To generate a maximum likelihood based phylogenetic tree, go to:
Toolbox | Classical Sequence Analysis () | Alignments and Trees ()| Maximum Likelihood Phylogeny ()
First, select the alignment to be used for the reconstruction (figure 23.7).
You can then set up the following parameters (figure 23.8):
- Start tree
- Construction method Specify the tree construction method which should be used to create the initial tree, Neighbor Joining or UPGMA
- Existing start tree Alternatively, an existing tree can be used as starting tree for the tree reconstruction. Click on the folder icon to the right of the text field to specify the desired starting tree.

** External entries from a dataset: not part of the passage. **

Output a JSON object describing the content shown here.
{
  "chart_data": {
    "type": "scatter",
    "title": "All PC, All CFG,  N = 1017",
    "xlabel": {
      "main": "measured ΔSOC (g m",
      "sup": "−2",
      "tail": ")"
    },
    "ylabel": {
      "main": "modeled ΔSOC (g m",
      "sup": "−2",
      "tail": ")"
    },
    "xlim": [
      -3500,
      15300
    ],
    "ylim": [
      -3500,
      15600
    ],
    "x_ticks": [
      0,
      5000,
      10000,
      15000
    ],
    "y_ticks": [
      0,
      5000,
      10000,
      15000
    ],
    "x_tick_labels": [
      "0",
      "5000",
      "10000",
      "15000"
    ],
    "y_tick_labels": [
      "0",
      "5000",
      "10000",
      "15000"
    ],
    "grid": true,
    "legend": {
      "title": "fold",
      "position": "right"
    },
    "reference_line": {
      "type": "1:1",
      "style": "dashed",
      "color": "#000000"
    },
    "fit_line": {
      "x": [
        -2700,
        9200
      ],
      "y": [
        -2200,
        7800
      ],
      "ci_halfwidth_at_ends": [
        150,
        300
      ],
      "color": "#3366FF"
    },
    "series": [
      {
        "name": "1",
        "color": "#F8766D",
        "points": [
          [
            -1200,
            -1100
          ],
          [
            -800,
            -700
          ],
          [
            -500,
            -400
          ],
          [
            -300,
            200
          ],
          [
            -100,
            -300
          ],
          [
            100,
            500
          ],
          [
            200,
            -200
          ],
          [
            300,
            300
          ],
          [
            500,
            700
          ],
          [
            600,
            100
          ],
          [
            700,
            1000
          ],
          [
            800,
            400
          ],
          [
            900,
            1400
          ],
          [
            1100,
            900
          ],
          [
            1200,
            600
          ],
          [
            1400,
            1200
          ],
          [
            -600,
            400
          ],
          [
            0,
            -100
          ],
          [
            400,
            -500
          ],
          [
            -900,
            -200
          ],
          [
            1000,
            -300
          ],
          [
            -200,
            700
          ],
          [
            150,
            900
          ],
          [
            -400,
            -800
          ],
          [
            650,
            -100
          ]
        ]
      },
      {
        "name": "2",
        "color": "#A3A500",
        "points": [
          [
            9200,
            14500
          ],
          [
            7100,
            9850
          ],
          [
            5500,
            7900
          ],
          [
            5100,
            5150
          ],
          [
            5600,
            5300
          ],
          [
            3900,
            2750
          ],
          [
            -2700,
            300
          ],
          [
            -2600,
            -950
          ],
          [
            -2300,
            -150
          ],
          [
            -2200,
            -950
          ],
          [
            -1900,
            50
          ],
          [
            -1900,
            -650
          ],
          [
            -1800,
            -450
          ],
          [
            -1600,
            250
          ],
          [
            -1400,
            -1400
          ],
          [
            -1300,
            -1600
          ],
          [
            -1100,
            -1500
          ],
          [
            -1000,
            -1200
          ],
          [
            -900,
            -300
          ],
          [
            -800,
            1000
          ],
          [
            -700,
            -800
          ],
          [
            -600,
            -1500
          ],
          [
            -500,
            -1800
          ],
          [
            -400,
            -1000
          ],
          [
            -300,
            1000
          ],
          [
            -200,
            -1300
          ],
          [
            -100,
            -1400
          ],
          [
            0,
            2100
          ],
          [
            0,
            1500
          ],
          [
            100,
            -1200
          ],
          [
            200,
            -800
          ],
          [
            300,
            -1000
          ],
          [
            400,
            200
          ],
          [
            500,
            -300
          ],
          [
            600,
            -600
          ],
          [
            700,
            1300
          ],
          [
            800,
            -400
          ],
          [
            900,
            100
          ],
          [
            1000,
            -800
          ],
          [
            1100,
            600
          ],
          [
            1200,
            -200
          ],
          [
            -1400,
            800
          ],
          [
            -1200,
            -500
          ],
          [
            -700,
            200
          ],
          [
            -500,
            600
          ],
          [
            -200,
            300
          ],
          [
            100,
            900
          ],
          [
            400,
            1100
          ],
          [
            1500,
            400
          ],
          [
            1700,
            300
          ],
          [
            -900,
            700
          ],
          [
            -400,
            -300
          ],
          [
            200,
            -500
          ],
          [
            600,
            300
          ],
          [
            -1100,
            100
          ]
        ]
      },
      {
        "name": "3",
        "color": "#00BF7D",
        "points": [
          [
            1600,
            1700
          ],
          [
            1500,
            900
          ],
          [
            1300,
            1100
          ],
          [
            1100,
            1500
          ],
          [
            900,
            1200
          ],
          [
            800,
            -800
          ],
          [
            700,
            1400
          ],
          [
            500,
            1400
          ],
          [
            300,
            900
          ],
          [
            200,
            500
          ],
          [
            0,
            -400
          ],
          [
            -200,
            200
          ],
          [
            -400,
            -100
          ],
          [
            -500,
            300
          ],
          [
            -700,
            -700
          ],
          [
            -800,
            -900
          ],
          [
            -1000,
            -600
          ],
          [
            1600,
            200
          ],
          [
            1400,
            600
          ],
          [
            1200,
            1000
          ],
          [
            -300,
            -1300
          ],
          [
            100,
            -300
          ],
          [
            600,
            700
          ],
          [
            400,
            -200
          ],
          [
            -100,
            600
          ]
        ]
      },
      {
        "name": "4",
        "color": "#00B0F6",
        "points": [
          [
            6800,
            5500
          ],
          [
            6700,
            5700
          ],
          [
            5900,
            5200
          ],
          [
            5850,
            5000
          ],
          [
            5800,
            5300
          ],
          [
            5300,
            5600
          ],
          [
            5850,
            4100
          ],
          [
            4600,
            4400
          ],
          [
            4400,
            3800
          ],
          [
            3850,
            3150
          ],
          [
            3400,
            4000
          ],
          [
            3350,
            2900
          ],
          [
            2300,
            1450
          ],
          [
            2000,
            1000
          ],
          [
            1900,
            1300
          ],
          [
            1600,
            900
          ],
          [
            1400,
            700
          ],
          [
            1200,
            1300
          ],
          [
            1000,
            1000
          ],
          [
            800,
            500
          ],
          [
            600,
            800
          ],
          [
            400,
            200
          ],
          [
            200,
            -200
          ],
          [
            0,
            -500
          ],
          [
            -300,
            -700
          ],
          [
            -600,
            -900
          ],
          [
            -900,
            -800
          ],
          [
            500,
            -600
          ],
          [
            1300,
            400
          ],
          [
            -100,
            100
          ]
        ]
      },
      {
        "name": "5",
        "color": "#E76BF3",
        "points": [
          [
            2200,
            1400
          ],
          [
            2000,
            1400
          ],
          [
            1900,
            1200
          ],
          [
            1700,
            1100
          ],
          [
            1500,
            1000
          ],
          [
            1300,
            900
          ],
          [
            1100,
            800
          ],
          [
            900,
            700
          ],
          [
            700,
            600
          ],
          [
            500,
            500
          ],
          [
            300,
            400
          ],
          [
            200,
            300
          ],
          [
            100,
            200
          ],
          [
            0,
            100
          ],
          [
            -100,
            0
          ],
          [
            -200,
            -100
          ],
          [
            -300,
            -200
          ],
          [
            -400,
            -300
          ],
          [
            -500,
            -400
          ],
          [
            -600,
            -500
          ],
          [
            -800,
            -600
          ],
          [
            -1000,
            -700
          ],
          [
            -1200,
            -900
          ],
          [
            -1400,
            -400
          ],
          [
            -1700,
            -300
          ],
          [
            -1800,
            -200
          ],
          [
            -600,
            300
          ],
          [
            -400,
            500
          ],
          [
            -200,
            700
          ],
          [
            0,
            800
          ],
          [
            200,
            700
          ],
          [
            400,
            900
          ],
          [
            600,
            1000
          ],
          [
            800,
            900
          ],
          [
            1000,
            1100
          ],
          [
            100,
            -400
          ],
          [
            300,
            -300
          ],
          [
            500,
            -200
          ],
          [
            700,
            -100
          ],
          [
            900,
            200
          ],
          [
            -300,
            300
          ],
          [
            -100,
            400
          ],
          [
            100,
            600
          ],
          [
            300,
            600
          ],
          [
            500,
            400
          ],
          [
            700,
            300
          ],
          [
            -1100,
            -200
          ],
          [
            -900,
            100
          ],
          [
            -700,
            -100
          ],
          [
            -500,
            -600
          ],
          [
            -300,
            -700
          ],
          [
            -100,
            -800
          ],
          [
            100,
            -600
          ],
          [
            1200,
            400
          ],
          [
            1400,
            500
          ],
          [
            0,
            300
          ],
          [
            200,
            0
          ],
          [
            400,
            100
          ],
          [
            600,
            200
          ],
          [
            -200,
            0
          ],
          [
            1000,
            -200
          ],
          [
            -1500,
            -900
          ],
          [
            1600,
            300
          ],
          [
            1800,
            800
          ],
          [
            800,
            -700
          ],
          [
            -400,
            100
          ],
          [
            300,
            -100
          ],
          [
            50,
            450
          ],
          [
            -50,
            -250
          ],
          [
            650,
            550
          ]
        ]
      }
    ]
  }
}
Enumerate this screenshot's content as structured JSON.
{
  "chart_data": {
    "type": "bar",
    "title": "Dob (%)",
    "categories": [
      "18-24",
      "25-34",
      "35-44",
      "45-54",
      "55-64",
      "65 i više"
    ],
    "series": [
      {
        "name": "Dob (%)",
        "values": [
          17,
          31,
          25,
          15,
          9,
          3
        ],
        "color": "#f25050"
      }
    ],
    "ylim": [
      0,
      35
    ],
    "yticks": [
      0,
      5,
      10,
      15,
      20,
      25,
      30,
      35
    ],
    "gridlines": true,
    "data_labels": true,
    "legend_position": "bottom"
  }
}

- Select substitution model
- Nucleotice substitution model CLC Genomics Workbench allows maximum likelihood tree estimation to be performed
under the assumption of one of five nucleotide substitution models:
- Jukes-Cantor [Jukes and Cantor, 1969]
- Felsenstein 81 [Felsenstein, 1981]
- Kimura 80 [Kimura, 1980]
- HKY [Hasegawa et al., 1985]
- General Time Reversible (GTR) (also known as the REV model) [Yang, 1994a]
All models are time-reversible. In the Kimura 80 and HKY models, the user may set a transtion/transversion ratio value, which will be used as starting value for optimization or as a fixed value, depending on the level of estimation chosen by the user. For further details, see 23.4.1.
- Protein substitution model CLC Genomics Workbench allows maximum likelihood tree estimation to be performed
under the assumption of one of four protein substitution models:
- Bishop-Friday [Bishop and Friday, 1985]
- Dayhoff (PAM) [Dayhoff et al., 1978]
- JTT [Jones et al., 1992]
- WAG [Whelan and Goldman, 2001]
The Bishop-Friday substitution model is similar to the Jukes-Cantor model for nucleotide sequences, i.e. it assumes equal amino acid frequencies and substitution rates. This is an unrealistic assumption and we therefore recommend using one of the remaining three models. The Dayhoff, JTT and WAG substitution models are all based on large scale experiments where amino acid frequencies and substitution rates have been estimated by aligning thousands of protein sequences. For these models, the maximum likelihood tool does not estimate parameters, but simply uses those determined from these experiments.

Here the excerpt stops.